There are cases where we didn’t go this route also, one such case was when we implemented the feature which allowed a user to import a Webex meeting recording to Vidcast making it easier to share and consume, we decided to create a copy of the asset instead of leveraging the original asset as we felt it was more important to have consistent streaming experience across Vidcast where a user gets the same experience when streaming a Vidcast imported from Webex or recorded on the Vidcast platform itself.
When we are building a new product, we often are scrambling with a lot of technical questions and unknowns and don’t usually have the expertise in every domain we are trying to build for. When starting a new startup, sometimes we might reach out to open communities asking for help, usually without offering anything in return and also being careful of the information we can share externally. Being at a big company, it does provide us with the privilege to have a massive community available internally to us with whom we can share our problem/challenges more openly and all of them are also incentivized to help as at the end of the day if the product does well, it will impact all at the company positively. When we were building Vidcast, we oftentimes ran into such scenarios, for example one of them was for how we approach video streaming, having access to the internal Webex community which already had solved this problem before for other use cases made it easier for us to navigate it and deliver a good solution sooner.
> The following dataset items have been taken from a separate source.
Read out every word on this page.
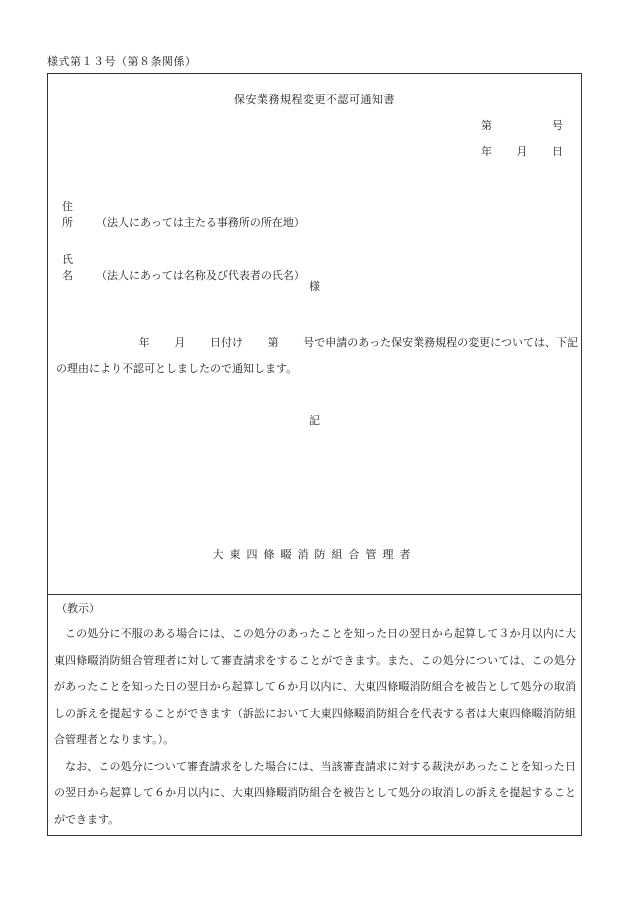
様式第１３号（第８条関係）
保安業務規程変更不認可通知書
第	号
年 月 日
住所 （法人にあっては主たる事務所の所在地）
氏名 （法人にあっては名称及び代表者の氏名）
様
年 月 日付け 第 号で申請のあった保安業務規程の変更については、下記
の理由により不認可としましたので通知します。
記
大東四條畷消防組合管理者
（教示）

この処分に不服のある場合には、この処分のあったことを知った日の翌日から起算して３か月以内に大東四條畷消防組合管理者に対して審査請求をすることができます。また、この処分については、この処分があったことを知った日の翌日から起算して６か月以内に、大東四條畷消防組合を被告として処分の取消しの訴えを提起することができます（訴訟において大東四條畷消防組合を代表する者は大東四條畷消防組合管理者となります。）。

なお、この処分について審査請求をした場合には、当該審査請求に対する裁決があったことを知った日の翌日から起算して６か月以内に、大東四條畷消防組合を被告として処分の取消しの訴えを提起することができます。
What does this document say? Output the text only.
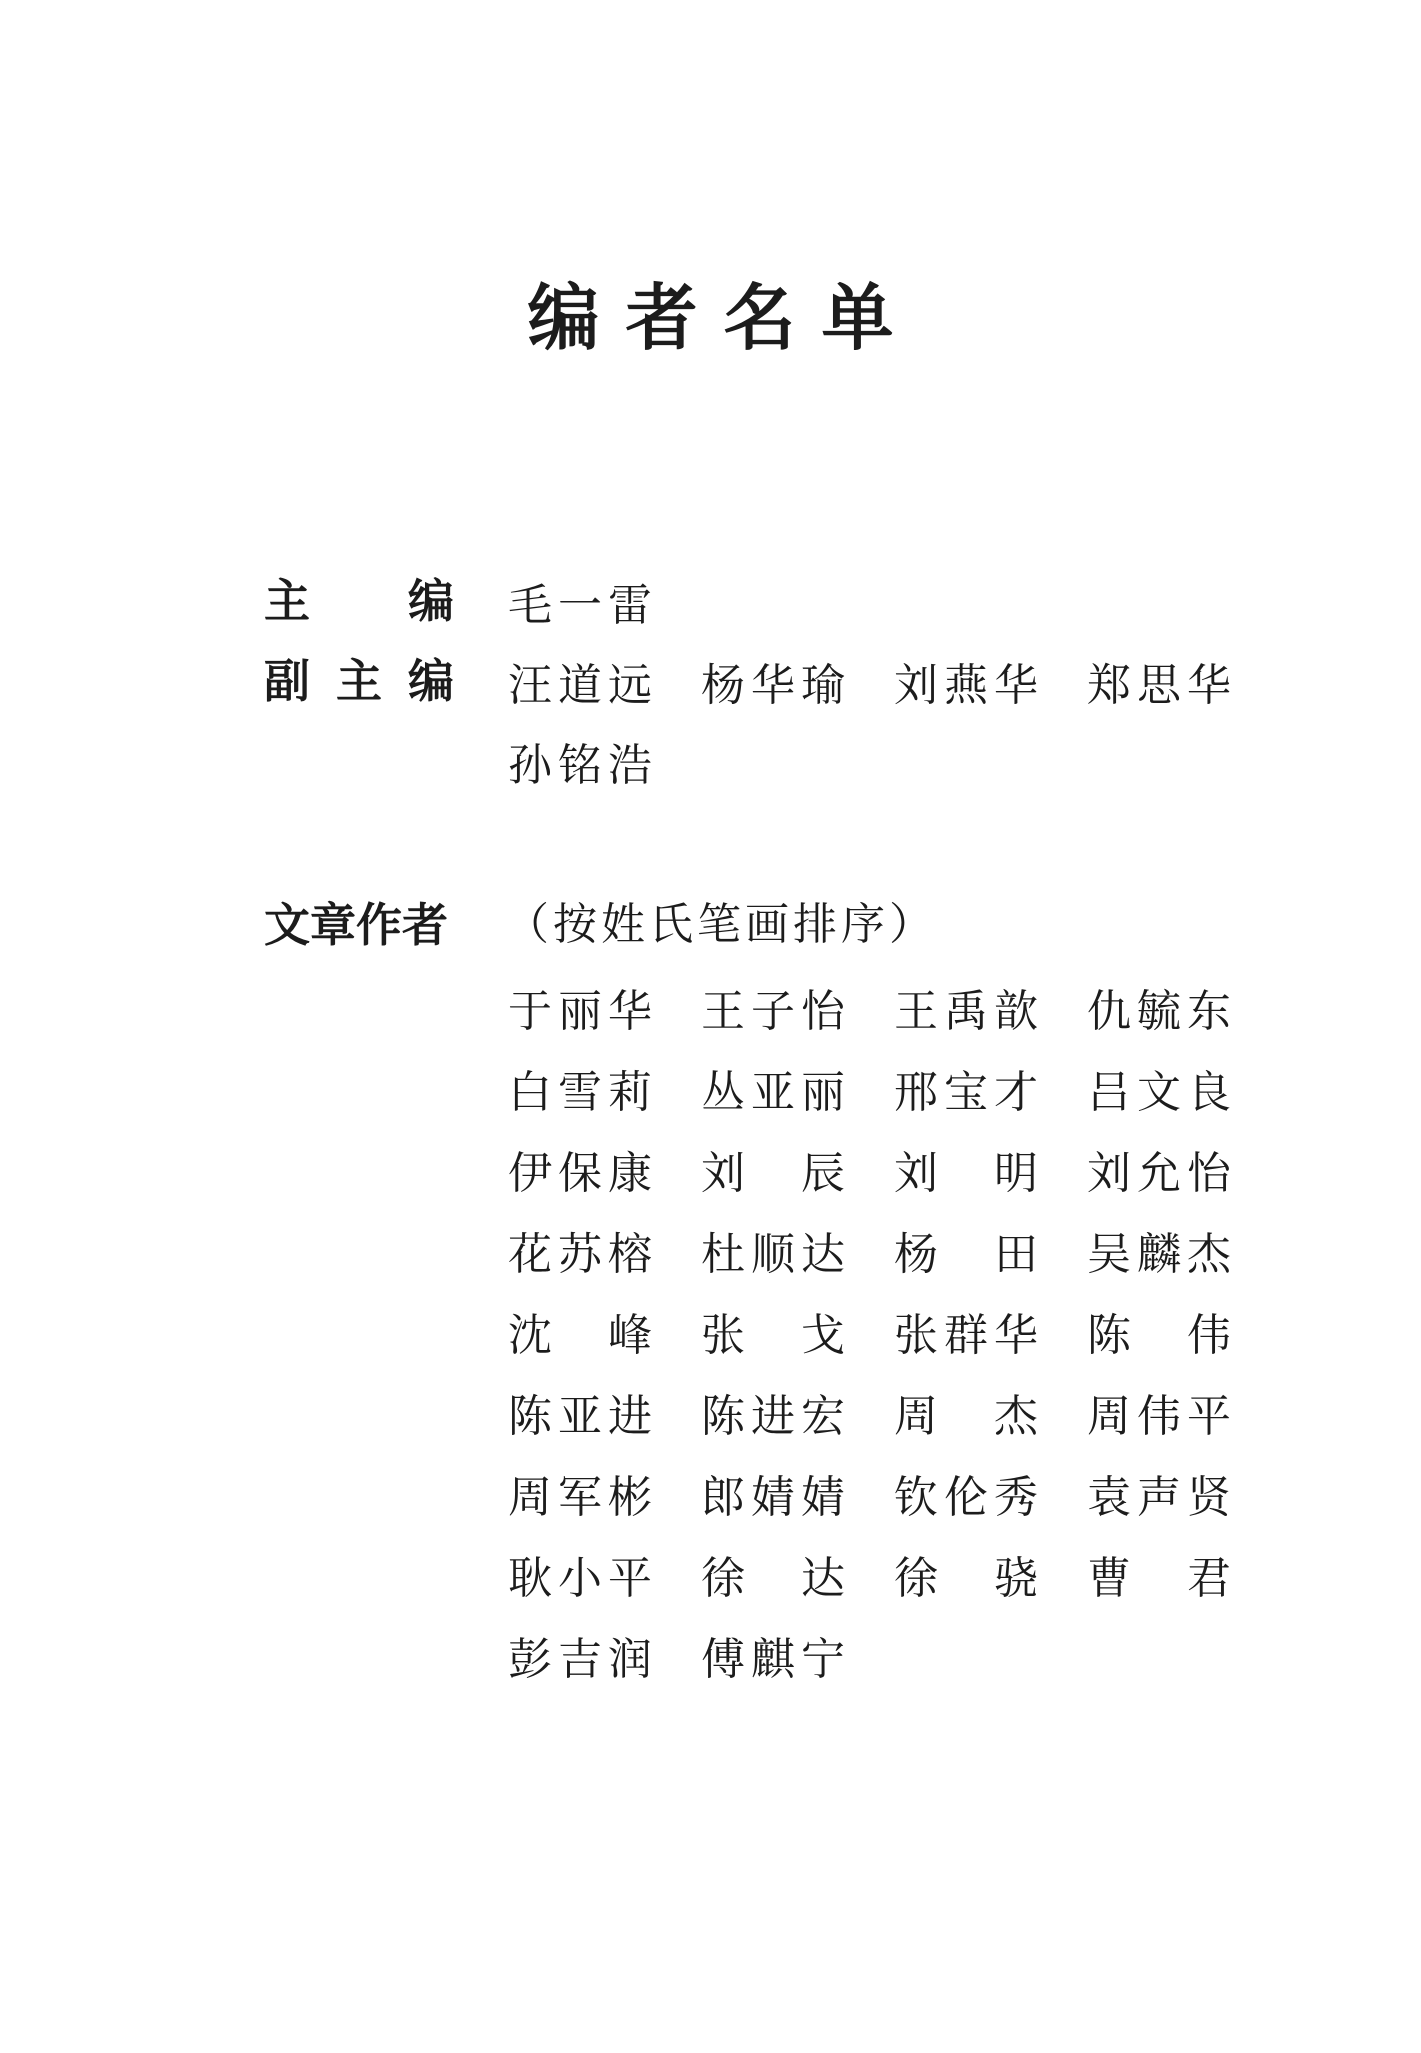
编者名单
主 编 毛 一 雷
副 主 编 汪 道 远 杨 华 瑜 刘 燕 华 郑 思 华
孙 铭 浩
文章作者 （按姓氏笔画排序）
于 丽 华 王 子 怡 王 禹 歆 仇 毓 东
白 雪 莉 丛 亚 丽 邢 宝 才 吕 文 良
伊 保 康 刘 辰 刘 明 刘 允 怡
花 苏 榕 杜 顺 达 杨 田 吴 麟 杰
沈 峰 张 戈 张 群 华 陈 伟
陈 亚 进 陈 进 宏 周 杰 周 伟 平
周 军 彬 郎 婧 婧 钦 伦 秀 袁 声 贤
耿 小 平 徐 达 徐 骁 曹 君
彭 吉 润 傅 麒 宁
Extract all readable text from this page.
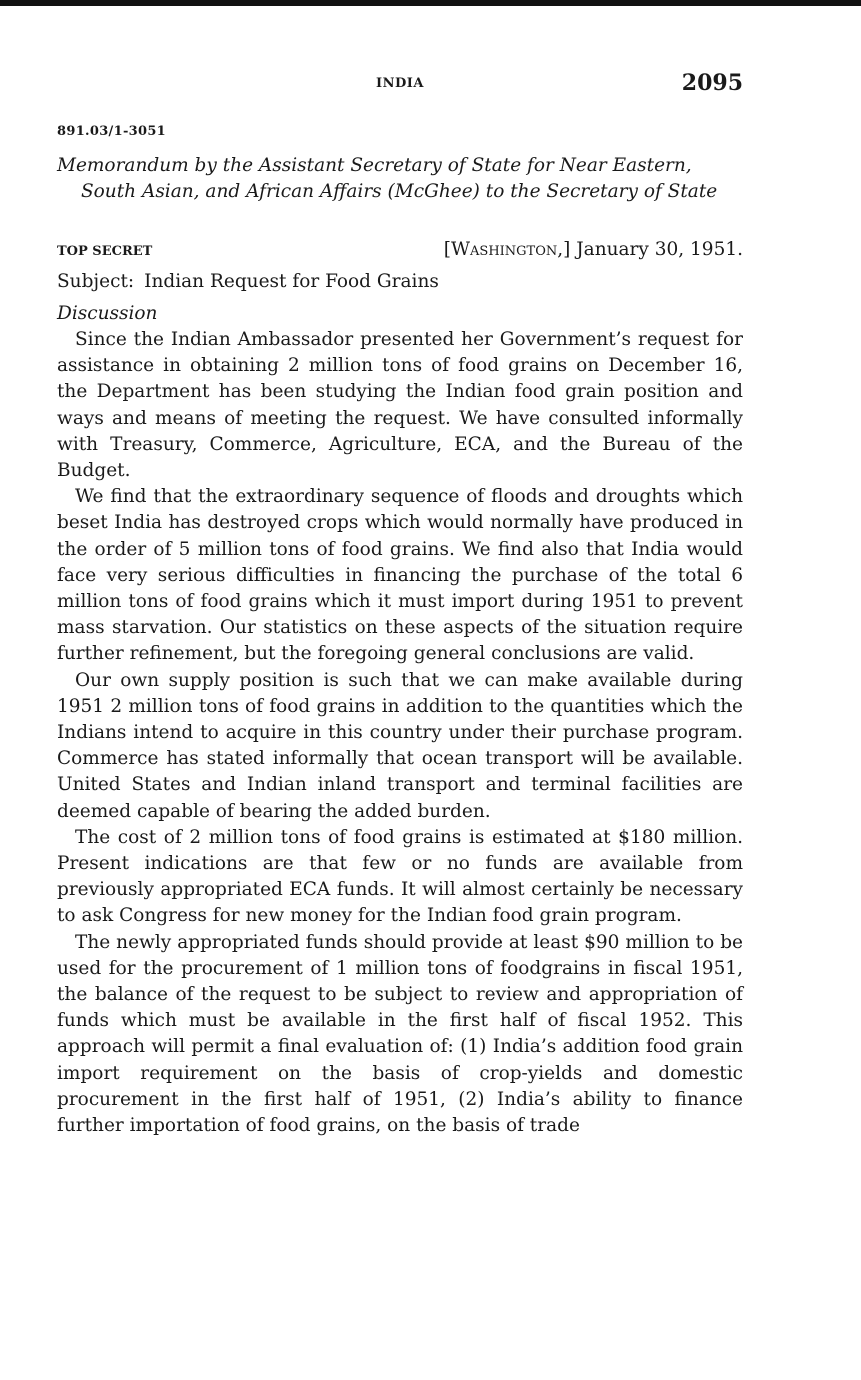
INDIA	2095
891.03/1-3051
Memorandum by the Assistant Secretary of State for Near Eastern, South Asian, and African Affairs (McGhee) to the Secretary of State
TOP SECRET	[Washington,] January 30, 1951.
Subject: Indian Request for Food Grains
Discussion

Since the Indian Ambassador presented her Government’s request for assistance in obtaining 2 million tons of food grains on December 16, the Department has been studying the Indian food grain position and ways and means of meeting the request. We have consulted informally with Treasury, Commerce, Agriculture, ECA, and the Bureau of the Budget.

We find that the extraordinary sequence of floods and droughts which beset India has destroyed crops which would normally have produced in the order of 5 million tons of food grains. We find also that India would face very serious difficulties in financing the purchase of the total 6 million tons of food grains which it must import during 1951 to prevent mass starvation. Our statistics on these aspects of the situation require further refinement, but the foregoing general conclusions are valid.

Our own supply position is such that we can make available during 1951 2 million tons of food grains in addition to the quantities which the Indians intend to acquire in this country under their purchase program. Commerce has stated informally that ocean transport will be available. United States and Indian inland transport and terminal facilities are deemed capable of bearing the added burden.

The cost of 2 million tons of food grains is estimated at $180 million. Present indications are that few or no funds are available from previously appropriated ECA funds. It will almost certainly be necessary to ask Congress for new money for the Indian food grain program.

The newly appropriated funds should provide at least $90 million to be used for the procurement of 1 million tons of foodgrains in fiscal 1951, the balance of the request to be subject to review and appropriation of funds which must be available in the first half of fiscal 1952. This approach will permit a final evaluation of: (1) India’s addition food grain import requirement on the basis of crop-yields and domestic procurement in the first half of 1951, (2) India’s ability to finance further importation of food grains, on the basis of trade
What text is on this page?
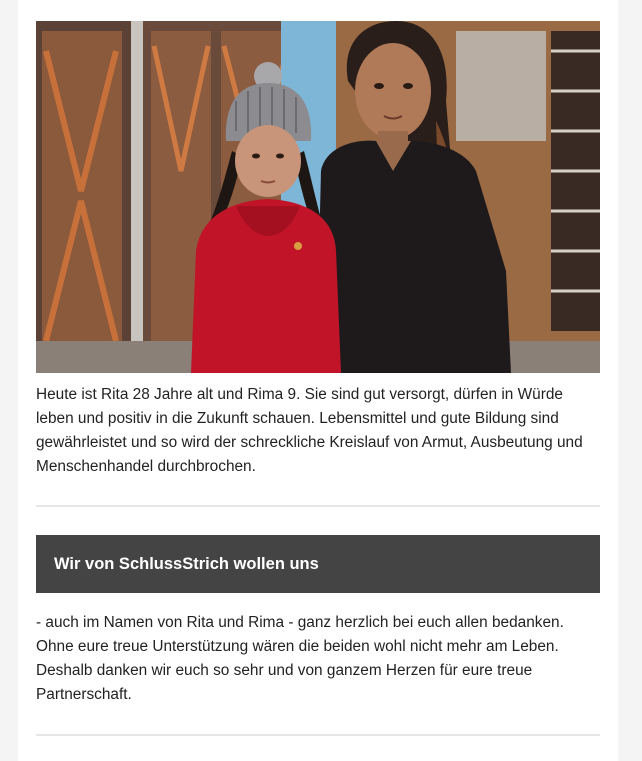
Heute ist Rita 28 Jahre alt und Rima 9. Sie sind gut versorgt, dürfen in Würde leben und positiv in die Zukunft schauen. Lebensmittel und gute Bildung sind gewährleistet und so wird der schreckliche Kreislauf von Armut, Ausbeutung und Menschenhandel durchbrochen.

Wir von SchlussStrich wollen uns

- auch im Namen von Rita und Rima - ganz herzlich bei euch allen bedanken. Ohne eure treue Unterstützung wären die beiden wohl nicht mehr am Leben. Deshalb danken wir euch so sehr und von ganzem Herzen für eure treue Partnerschaft.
We have multiple people from different teams helping Vidcast and contributing time to it outside their regular day to day tasks as it’s something they are excited to help build
At a SaaS enterprise, a lot of the internal services are not designed at the start to be used by other services and so the APIs are built with a particular client and context in mind, but at the same time they end up exposing some public endpoints with a lot way to use them but with some limitations as they are usually intended for end customers and partners.
Our principle is to build something people like first then figure out how to optimize it later..
At Vidcast, we oftentimes decided to go with the public APIs for internal Webex services as they were sufficient for our use case even though Vidcast being a first-party app, just so we can move faster and get the value out to our users sooner.
A few instances where we took this approach were when we implemented the feature to share a Vidcast to a Webex space or to import an existing Webex meeting recording, where the public APIs were already rich enough with all the possible information we could need so it made it a no brainer for us.
One thing we were very clear about from the moment we started the journey of Vidcast at cisco was to never compromise on security and think of security first always. This is where we differentiate from the path a lot of startups follow. As in a normal startup with limited resources, the focus is on figuring out the product fit more than scale or security. Being a Cisco product, people always associate our product with security so we always have to make sure we deliver on that irrespective of the scenario. Due to this when we started building Vidcast, at every step we always asked ourselves, is it secure enough for our users or can we do better? if we can do better then let’s do that.